Ki: The Vital Force

W. David Kubiak

The concept of ki has gained some currency in the west, having migrated along with oriental medicine, especially acupuncture, and martial arts. But while ki is regularly invoked as an explanatory principle in these disciplines, few practitioners or writers, either Eastern or Western, spend much time intelligibly explaining ki itself. When Westerners try, they tend toward the vaguest of definitions, such as “mystic force”, “subtle psycho-somatic energy” or “vital power”. Some, equally unhelpful, compare ki to other elusive and unfamiliar concepts like “prana” or “pneuma“.

… Two useful analogies for discussing ki transactions can be drawn from fiscal accounting and electromagnetic theory. In the fiscal analogy ki or attention is treated as a currency that may be paid out, taken in, accumulated, squandered, invested, etc. Each healthy individual is thought to begin each day with a “subsistence allowance” of ki from the collective contributions of his physiological constituents. His net balance at any particular moment, however, is largely determined by the profitability of his subsequent transactions with the natural and social environment.

… In the electromagnetic analogy each individual is presumed to generate, store, transmit, and receive ‘Ki’ as a psychosomatic current or charge. Let us imagine a “watt” of psychic energy— the power, for example, the average person expends in 60 seconds of undivided conscious attention.

… As an acute therapy: These collective attention furnaces provided high-wattage ki transfusions which charge the psychosoma of the target individual like a jolt of ethereal B vitamins. This is “drug-grade” ki which oriental medicine deems useful in resuscitative emergencies but too powerful and addictive a stimulant for regular use. (In the West, this is viscerally understood by ki junkies or attention-dependent types who perform their way to the high at the center of any available circle.
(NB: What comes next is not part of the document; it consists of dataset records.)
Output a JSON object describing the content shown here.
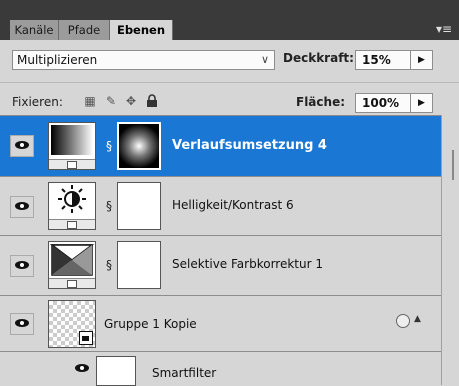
{
  "tabs": [
    {
      "label": "Kanäle",
      "active": false
    },
    {
      "label": "Pfade",
      "active": false
    },
    {
      "label": "Ebenen",
      "active": true
    }
  ],
  "blend": {
    "mode": "Multiplizieren",
    "opacity_label": "Deckkraft:",
    "opacity_value": "15%"
  },
  "lock": {
    "label": "Fixieren:",
    "fill_label": "Fläche:",
    "fill_value": "100%"
  },
  "layers": [
    {
      "name": "Verlaufsumsetzung 4",
      "selected": true
    },
    {
      "name": "Helligkeit/Kontrast 6",
      "selected": false
    },
    {
      "name": "Selektive Farbkorrektur 1",
      "selected": false
    },
    {
      "name": "Gruppe 1 Kopie",
      "selected": false
    },
    {
      "name": "Smartfilter",
      "selected": false
    }
  ],
  "colors": {
    "selection": "#1a78d4",
    "panel": "#d6d6d6",
    "tabbar": "#3a3a3a"
  }
}
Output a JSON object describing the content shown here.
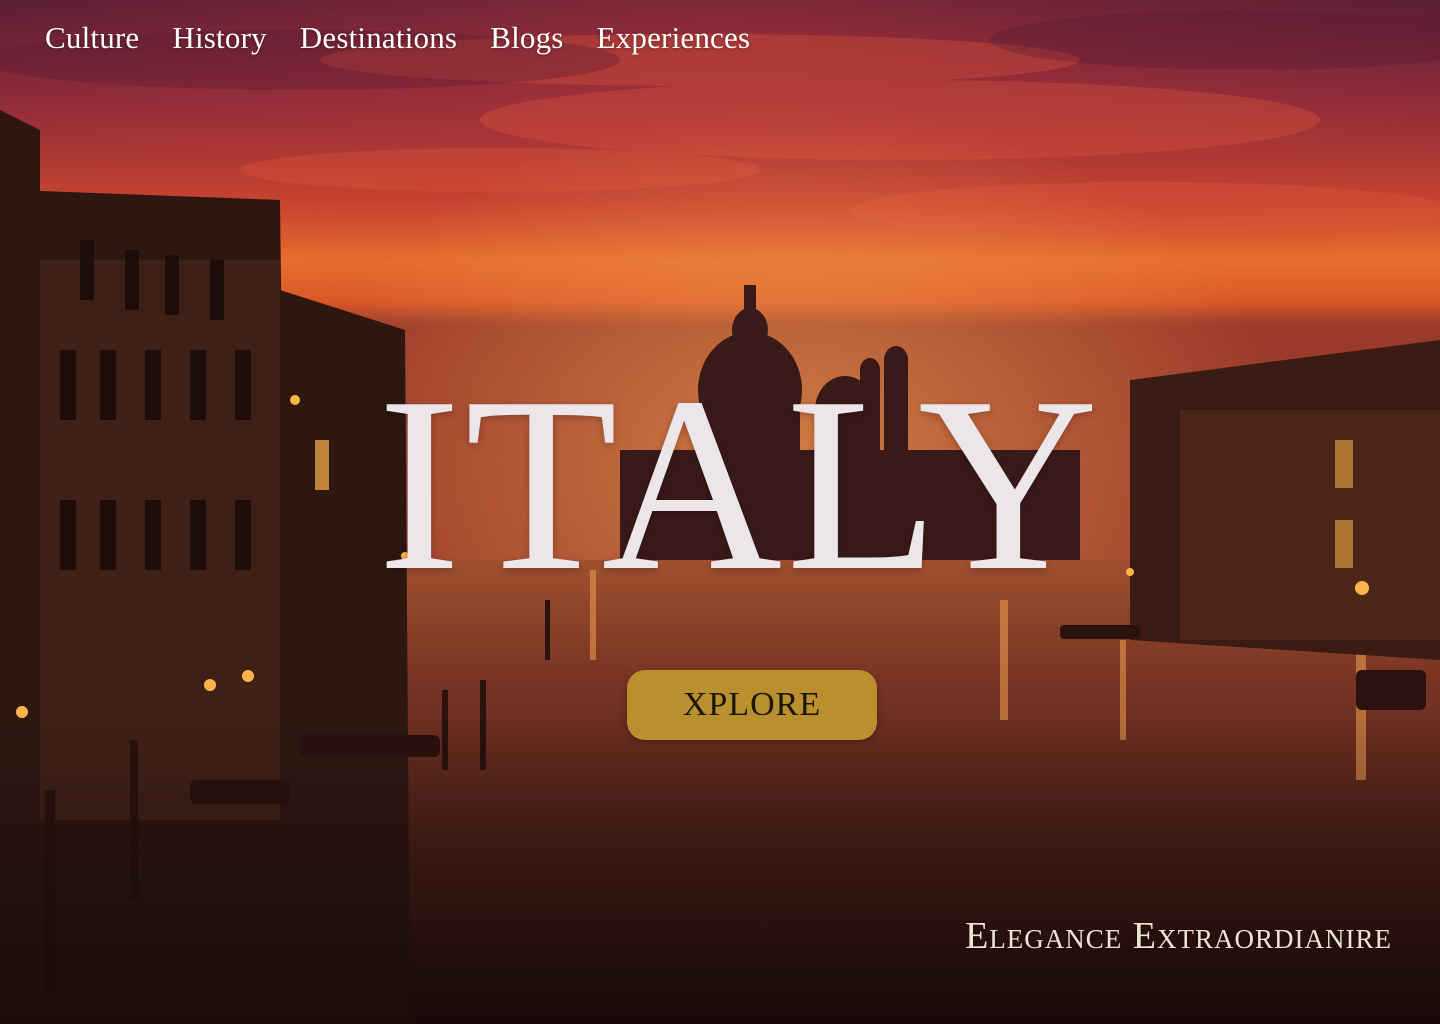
{
  "nav": {
    "items": [
      {
        "label": "Culture"
      },
      {
        "label": "History"
      },
      {
        "label": "Destinations"
      },
      {
        "label": "Blogs"
      },
      {
        "label": "Experiences"
      }
    ]
  },
  "hero": {
    "title": "ITALY",
    "button_label": "XPLORE",
    "tagline": "Elegance Extraordianire"
  },
  "colors": {
    "button_bg": "#b9902d",
    "title_text": "#ece6ea",
    "sky_top": "#5a1f3a",
    "sunset_orange": "#e0642a"
  }
}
As a long-term regimen: One effect of receiving intense and sympathetic group attention is a lingering warm self-consciousness. During this afterglow the recipient is likely to regard himself more positively and hence more frequently. In oriental medicine this mirroring back upon the self of ki’s generally outgoing or extroverted flow is believed to vitalize the being, rendering it more psychosomatically assertive and immunologically sound. The terms self- regard, self-respect, self-esteem partially express the dialectic by implying that the self is attended to because of its value and that its value is enhanced by reflexive attention. But compared to group-generated, megadose ninki, individual self-regard offers attention in only “herbal” or homeopathic amounts — which is often adequate in normal, non-pathological times.